Tenon broke the mould of traditional partner-owned accountancy firms, which are not known to become insolvent.

It was named "national firm of the year" at the British Accountancy Awards 2011, despite having had to restate its own accounts in January 2011, triggering the resignation of chief executive Andy Raynor and chairman Bob Morton, who had driven its aggressive buy-and-build strategy.

They raised £40m to acquire Tenon's midmarket rival RSM Bentley Jennison for £76m in 2010, moved the group's shares to the main market, and promoted RSM Tenon as "the largest commercial provider of bankruptcy services in the UK".

Now the shareholder wipe-out, predicted by The Herald on August 5, has crystallised big losses for Mr Morton, who had 7% of the shares, and fund group Jupiter with 8%.  Hedge fund guru Crispin Odey was left holding a 5.8% stake, despite reducing his position marginally when the shares were at 1.76p.

Tenon's shares were at 66p in early 2011 but had slid to 6p before Baker Tilly said on July 25 it was mulling an offer.

The collapse came after Baker Tilly exhausted its 28-day diligence period by declaring at 7am yesterday that it would not make an offer - but was "interested in an alternative potential transaction". At 7.30am, Tenon's shares were suspended at 1.12p, and just after 10am, Tenon announced that it had called in administrators after Lloyds had "informed the company this morning that, should the company, as expected, be in breach of its banking covenants, it would not be willing to grant a covenant waiver".

Matt Smith of Deloitte said: "Immediately following our appointment, a sale of RSM Tenon Group plc's trading subsidiaries to Baker Tilly was agreed."
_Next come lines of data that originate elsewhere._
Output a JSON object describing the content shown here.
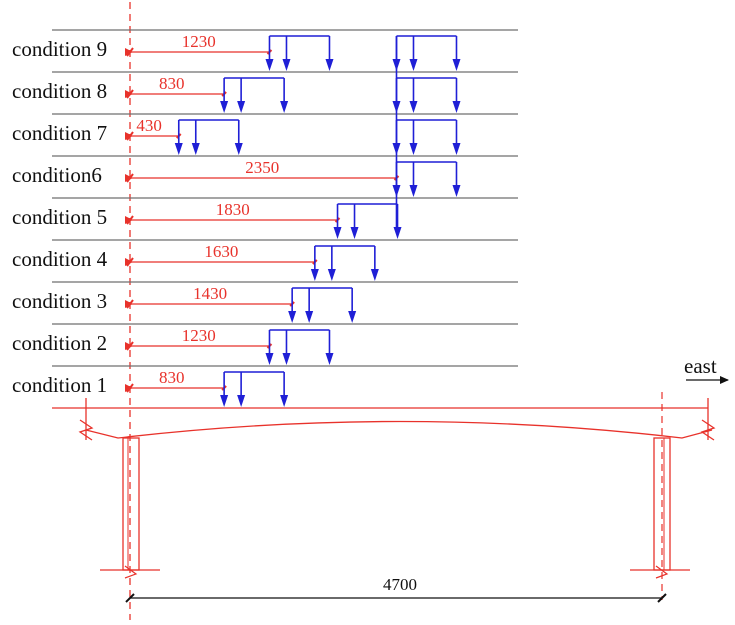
{
  "colors": {
    "dimension": "#e8322b",
    "load": "#1f1fd6",
    "lane": "#6f6f6f",
    "structure": "#e8322b",
    "text": "#111111"
  },
  "conditions": [
    {
      "label": "condition 1",
      "offset": 830
    },
    {
      "label": "condition 2",
      "offset": 1230
    },
    {
      "label": "condition 3",
      "offset": 1430
    },
    {
      "label": "condition 4",
      "offset": 1630
    },
    {
      "label": "condition 5",
      "offset": 1830
    },
    {
      "label": "condition6",
      "offset": 2350
    },
    {
      "label": "condition 7",
      "offset": 430
    },
    {
      "label": "condition 8",
      "offset": 830
    },
    {
      "label": "condition 9",
      "offset": 1230
    }
  ],
  "direction_label": "east",
  "span_label": "4700"
}
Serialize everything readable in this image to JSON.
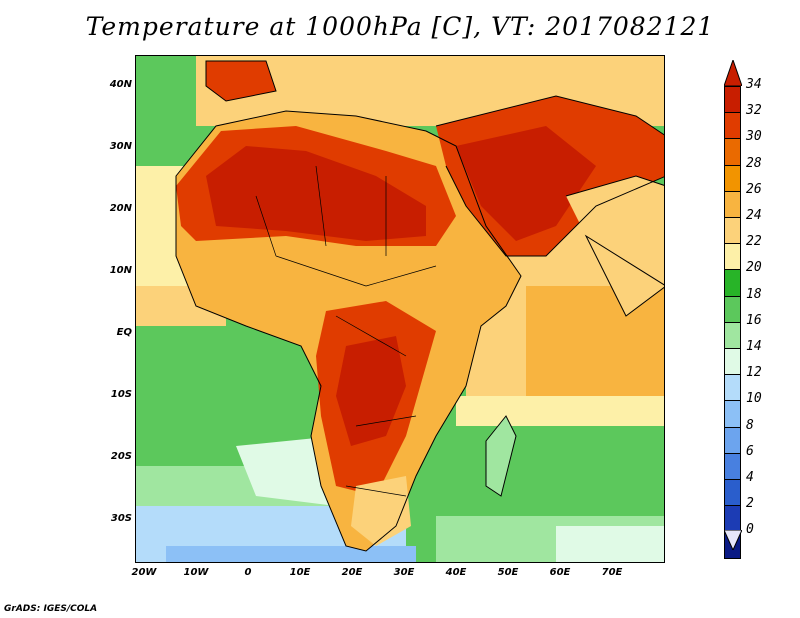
{
  "title": "Temperature at 1000hPa [C], VT: 2017082121",
  "credit": "GrADS: IGES/COLA",
  "latitude_labels": [
    "40N",
    "30N",
    "20N",
    "10N",
    "EQ",
    "10S",
    "20S",
    "30S"
  ],
  "longitude_labels": [
    "20W",
    "10W",
    "0",
    "10E",
    "20E",
    "30E",
    "40E",
    "50E",
    "60E",
    "70E"
  ],
  "colorbar": {
    "labels": [
      "34",
      "32",
      "30",
      "28",
      "26",
      "24",
      "22",
      "20",
      "18",
      "16",
      "14",
      "12",
      "10",
      "8",
      "6",
      "4",
      "2",
      "0"
    ],
    "colors_top_to_bottom": [
      "#c81e00",
      "#e03c00",
      "#ea6a00",
      "#f29400",
      "#f8b440",
      "#fcd27a",
      "#fdf0a8",
      "#28b428",
      "#5cc85c",
      "#a0e6a0",
      "#e0fae6",
      "#b4dcfa",
      "#8cc0f6",
      "#6ca4ee",
      "#4880e0",
      "#2a5ecc",
      "#1c3cb4",
      "#0a1a84"
    ]
  },
  "colors": {
    "ocean_cool": "#a0e6a0",
    "ocean_mid": "#5cc85c",
    "land_hot": "#e03c00",
    "land_warm": "#f8b440"
  }
}
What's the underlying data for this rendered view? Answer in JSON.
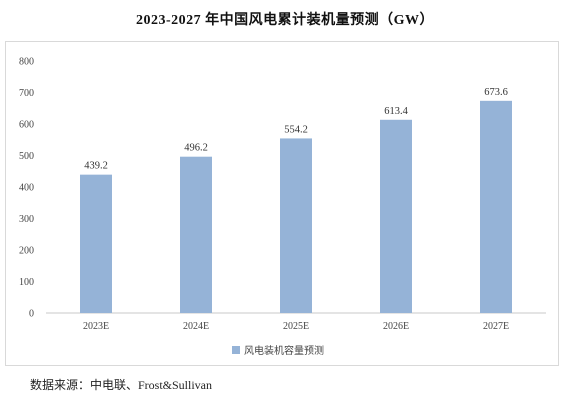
{
  "title": "2023-2027 年中国风电累计装机量预测（GW）",
  "source": "数据来源：中电联、Frost&Sullivan",
  "chart_data": {
    "type": "bar",
    "title": "2023-2027 年中国风电累计装机量预测（GW）",
    "categories": [
      "2023E",
      "2024E",
      "2025E",
      "2026E",
      "2027E"
    ],
    "series": [
      {
        "name": "风电装机容量预测",
        "values": [
          439.2,
          496.2,
          554.2,
          613.4,
          673.6
        ],
        "color": "#95b3d7"
      }
    ],
    "data_labels": [
      "439.2",
      "496.2",
      "554.2",
      "613.4",
      "673.6"
    ],
    "ylim": [
      0,
      800
    ],
    "yticks": [
      0,
      100,
      200,
      300,
      400,
      500,
      600,
      700,
      800
    ],
    "grid": false,
    "legend_position": "bottom"
  }
}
He went on: "We believe the proposed sale to Baker Tilly represents the best outcome for the RSM Tenon group.

"The management of the group have stabilised the business, returning it to profitability over the past 18 months and making this transaction possible to secure its future.

"In the meantime, we are working closely with the directors of the trading entities and their management and staff to continue to support the business until the sale is completed. We appreciate the cooperation and support from the staff, customers, suppliers and landlords during this period."

Tenon had warned on July 25 that any offer might be below the current share price and last Monday it said the value put on the shares might be "minimal, if any".

Last February it had admitted there was a "significant risk of a facility breach" over the next 12 months on its £80.4m of debt to Lloyds.

RSM Tenon is the seventh largest accountancy and business advisory firm in the UK, employing around 2500 across 38 offices, with revenues understood to be now similar to Baker Tilly's £170m, on which the privately-held firm makes around £12m of profit.

Tenon had installed Chris Merry as chief executive in an attempt to pull the business round, but on a visit to Scotland in March, Mr Merry was notably cautious on the company's prospects for survival.

He said: "As a public company, we have to look forward 12 to 15 months as a going concern, but we have done that in the context of Lloyds being extremely supportive."